My own experience has taught me a valuable, if worrying lesson. People of all races can identify with white supremacy because white supremacy is so ingrained in the fabric of our society that it often takes years of introspection and dialogue for even the most subjugated people to rid themselves of it.
When I was publicly accused of being a “suspected terrorist” last year, most of my accusers were white. But several non-white people came to support the accusation as well. Remarkably, all of them accepted “evidence” from federal government enforcement agencies like the FBI and the now-dizzying gaggle of espionage agencies the US employs in the global south. They accepted the federal government’s definition of terrorism; they accepted profiling based solely on race/ethnic identities; they supported indefinite detention based on that profiling; they accepted stereotypes of Latinos as “drug dealers”; they propagated a government document that was little more than a propaganda device to increase support for oppression of people of color throughout the US and abroad.
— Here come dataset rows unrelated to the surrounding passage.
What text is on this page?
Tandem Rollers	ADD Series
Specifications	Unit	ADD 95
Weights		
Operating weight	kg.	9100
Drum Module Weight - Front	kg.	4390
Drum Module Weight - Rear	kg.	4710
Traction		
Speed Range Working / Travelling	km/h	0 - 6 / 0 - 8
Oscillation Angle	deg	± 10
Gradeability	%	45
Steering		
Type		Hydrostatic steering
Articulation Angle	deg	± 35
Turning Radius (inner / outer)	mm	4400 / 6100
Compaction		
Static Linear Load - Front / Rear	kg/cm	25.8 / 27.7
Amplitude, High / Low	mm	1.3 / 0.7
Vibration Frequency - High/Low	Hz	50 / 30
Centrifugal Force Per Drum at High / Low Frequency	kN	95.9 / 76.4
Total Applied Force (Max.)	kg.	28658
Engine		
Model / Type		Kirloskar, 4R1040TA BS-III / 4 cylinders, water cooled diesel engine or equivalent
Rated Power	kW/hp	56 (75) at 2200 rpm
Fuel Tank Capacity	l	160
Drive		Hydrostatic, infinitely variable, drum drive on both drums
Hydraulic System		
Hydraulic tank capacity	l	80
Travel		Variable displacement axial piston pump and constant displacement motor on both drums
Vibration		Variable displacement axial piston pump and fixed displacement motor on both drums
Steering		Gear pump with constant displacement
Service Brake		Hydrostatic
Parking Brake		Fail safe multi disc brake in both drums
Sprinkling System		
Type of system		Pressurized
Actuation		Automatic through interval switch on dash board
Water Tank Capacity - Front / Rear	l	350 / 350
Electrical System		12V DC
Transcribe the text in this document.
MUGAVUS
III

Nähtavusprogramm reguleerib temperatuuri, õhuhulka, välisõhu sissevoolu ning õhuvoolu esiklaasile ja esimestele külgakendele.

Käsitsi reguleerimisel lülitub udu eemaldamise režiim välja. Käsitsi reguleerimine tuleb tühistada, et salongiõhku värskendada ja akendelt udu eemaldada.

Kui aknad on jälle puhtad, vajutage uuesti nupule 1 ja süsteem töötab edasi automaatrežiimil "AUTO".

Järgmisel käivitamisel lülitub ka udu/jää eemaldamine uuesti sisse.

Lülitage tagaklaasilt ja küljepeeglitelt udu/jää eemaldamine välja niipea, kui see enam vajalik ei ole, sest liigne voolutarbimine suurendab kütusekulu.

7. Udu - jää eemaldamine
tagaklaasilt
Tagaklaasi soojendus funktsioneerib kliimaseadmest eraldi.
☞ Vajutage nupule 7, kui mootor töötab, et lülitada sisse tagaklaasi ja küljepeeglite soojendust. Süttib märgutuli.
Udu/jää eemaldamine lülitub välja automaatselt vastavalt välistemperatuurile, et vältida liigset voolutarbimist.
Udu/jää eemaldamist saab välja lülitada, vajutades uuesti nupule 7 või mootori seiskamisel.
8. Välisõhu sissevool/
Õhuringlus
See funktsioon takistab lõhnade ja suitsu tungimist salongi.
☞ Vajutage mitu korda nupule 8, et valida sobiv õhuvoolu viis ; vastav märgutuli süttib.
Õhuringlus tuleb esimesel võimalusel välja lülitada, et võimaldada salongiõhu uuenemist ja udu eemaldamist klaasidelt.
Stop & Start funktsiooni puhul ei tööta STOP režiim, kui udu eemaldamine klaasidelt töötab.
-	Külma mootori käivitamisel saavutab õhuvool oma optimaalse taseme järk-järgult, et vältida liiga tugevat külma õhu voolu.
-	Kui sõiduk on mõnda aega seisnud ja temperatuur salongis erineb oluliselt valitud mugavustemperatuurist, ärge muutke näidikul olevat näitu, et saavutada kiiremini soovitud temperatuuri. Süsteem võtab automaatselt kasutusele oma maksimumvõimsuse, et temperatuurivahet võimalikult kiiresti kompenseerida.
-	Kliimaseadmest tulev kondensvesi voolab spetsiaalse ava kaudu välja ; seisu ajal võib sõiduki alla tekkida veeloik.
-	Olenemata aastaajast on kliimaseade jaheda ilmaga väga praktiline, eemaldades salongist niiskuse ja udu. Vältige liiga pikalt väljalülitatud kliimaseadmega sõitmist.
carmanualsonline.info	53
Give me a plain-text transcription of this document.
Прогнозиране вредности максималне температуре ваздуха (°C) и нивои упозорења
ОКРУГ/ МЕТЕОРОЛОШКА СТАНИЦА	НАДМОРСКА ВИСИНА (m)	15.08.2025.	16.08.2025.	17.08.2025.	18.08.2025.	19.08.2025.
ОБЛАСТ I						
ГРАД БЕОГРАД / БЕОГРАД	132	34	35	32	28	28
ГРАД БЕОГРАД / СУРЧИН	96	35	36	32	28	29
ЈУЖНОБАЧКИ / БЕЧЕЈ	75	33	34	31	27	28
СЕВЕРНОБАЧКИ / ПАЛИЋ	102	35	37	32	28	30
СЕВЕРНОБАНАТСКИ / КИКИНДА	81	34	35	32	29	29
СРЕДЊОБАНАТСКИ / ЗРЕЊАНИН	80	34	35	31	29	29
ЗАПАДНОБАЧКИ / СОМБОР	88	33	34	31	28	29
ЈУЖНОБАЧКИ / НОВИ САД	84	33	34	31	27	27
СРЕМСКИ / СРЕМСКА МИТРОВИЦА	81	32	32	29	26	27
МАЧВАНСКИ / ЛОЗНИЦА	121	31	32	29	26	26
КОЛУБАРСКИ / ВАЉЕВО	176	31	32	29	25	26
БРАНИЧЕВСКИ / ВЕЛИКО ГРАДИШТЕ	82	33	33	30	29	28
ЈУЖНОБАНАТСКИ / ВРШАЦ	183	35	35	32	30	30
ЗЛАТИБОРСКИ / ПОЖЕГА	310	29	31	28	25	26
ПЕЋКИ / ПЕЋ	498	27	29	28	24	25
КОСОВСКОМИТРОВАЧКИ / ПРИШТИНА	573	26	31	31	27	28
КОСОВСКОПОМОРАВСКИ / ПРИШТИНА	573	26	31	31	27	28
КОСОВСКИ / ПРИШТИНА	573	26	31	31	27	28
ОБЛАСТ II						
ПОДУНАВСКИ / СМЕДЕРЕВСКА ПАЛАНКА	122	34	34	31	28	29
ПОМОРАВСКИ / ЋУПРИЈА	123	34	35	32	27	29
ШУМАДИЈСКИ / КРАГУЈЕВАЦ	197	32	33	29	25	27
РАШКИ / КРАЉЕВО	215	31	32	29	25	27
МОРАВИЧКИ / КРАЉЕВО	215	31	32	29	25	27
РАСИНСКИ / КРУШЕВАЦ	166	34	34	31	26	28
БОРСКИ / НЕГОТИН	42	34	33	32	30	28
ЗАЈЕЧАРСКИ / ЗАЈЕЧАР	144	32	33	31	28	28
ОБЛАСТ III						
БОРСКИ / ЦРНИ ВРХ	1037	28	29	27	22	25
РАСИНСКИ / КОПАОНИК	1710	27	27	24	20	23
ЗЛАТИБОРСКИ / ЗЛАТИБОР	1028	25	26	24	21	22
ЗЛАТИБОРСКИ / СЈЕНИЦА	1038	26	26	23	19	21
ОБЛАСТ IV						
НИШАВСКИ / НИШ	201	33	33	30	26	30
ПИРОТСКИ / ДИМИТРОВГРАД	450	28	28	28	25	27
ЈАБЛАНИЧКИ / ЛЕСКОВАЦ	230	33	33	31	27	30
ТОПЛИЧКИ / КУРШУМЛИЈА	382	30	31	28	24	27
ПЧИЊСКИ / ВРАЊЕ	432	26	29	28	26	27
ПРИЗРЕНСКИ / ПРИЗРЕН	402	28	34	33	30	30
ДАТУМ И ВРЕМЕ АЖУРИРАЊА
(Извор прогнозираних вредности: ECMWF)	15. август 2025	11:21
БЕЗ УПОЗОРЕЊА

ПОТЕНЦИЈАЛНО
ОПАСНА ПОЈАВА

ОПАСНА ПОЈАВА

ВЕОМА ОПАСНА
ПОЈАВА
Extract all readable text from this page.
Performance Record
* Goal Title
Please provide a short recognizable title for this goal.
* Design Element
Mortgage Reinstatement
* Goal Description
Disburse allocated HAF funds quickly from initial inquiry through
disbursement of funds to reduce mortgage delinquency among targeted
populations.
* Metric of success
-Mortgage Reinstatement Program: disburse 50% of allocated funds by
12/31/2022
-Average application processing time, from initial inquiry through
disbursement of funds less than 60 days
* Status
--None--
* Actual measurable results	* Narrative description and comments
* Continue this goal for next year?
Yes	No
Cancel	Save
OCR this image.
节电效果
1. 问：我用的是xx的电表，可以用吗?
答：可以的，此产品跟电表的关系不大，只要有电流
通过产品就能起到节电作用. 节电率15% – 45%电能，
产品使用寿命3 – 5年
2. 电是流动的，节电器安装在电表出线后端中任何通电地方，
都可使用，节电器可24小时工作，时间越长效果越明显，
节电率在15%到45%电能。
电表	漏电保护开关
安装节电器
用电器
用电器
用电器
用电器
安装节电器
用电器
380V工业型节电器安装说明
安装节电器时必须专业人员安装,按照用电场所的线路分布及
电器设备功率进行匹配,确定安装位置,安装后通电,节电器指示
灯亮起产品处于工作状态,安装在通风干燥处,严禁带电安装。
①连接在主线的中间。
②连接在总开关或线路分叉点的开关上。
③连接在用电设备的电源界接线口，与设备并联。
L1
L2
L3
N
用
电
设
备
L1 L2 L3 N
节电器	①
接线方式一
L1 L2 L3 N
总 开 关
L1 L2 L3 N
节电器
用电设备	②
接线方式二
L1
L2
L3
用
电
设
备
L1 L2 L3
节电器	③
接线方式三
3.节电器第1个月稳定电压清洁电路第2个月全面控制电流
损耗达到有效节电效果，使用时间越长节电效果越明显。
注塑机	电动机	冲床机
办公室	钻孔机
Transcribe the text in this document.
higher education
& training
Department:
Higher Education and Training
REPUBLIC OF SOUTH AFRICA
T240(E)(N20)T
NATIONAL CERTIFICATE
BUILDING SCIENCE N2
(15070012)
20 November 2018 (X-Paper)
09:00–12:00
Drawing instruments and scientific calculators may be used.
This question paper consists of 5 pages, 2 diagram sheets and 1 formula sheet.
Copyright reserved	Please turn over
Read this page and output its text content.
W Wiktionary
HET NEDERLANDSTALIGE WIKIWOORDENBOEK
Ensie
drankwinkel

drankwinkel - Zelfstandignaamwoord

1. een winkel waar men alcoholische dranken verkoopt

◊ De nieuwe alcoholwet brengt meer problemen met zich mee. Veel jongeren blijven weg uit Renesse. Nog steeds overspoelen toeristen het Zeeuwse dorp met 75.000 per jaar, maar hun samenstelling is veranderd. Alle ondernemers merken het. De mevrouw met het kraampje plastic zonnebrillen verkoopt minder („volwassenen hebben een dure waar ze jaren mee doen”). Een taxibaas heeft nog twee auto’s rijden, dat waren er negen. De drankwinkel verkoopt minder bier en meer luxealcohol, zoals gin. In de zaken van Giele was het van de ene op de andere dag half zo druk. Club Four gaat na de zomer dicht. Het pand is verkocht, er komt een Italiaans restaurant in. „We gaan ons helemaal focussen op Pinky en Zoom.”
They did all this for the whitest rationale of all—safety against a threatening and politically manufactured “other”. This rationale is at the heart of a justice system and humanitarian imperialist global system; it was the rationale and overbearing compulsion for Zimmerman and Miguel Masso; it informed the decision of the six jurors who freed Zimmerman; it is the beating heart of Stand your Ground; it is why re-entering undocumented people of color are the fastest growing population in federal prisons; and it forms the rubric for the inhuman and race-based solitary confinement being protested by California prisoners by hunger strike this week.
The real question beyond whether Zimmerman was white or not according to the current definition of race, is if it matters. Any non-white person can be a victim of white supremacy, and African Americans are the most consistently and historically victimized. But whether any of us are racists is something we must increasingly interrogate ourselves about, no matter what our skin color, names, or other cultural signifiers might tell us.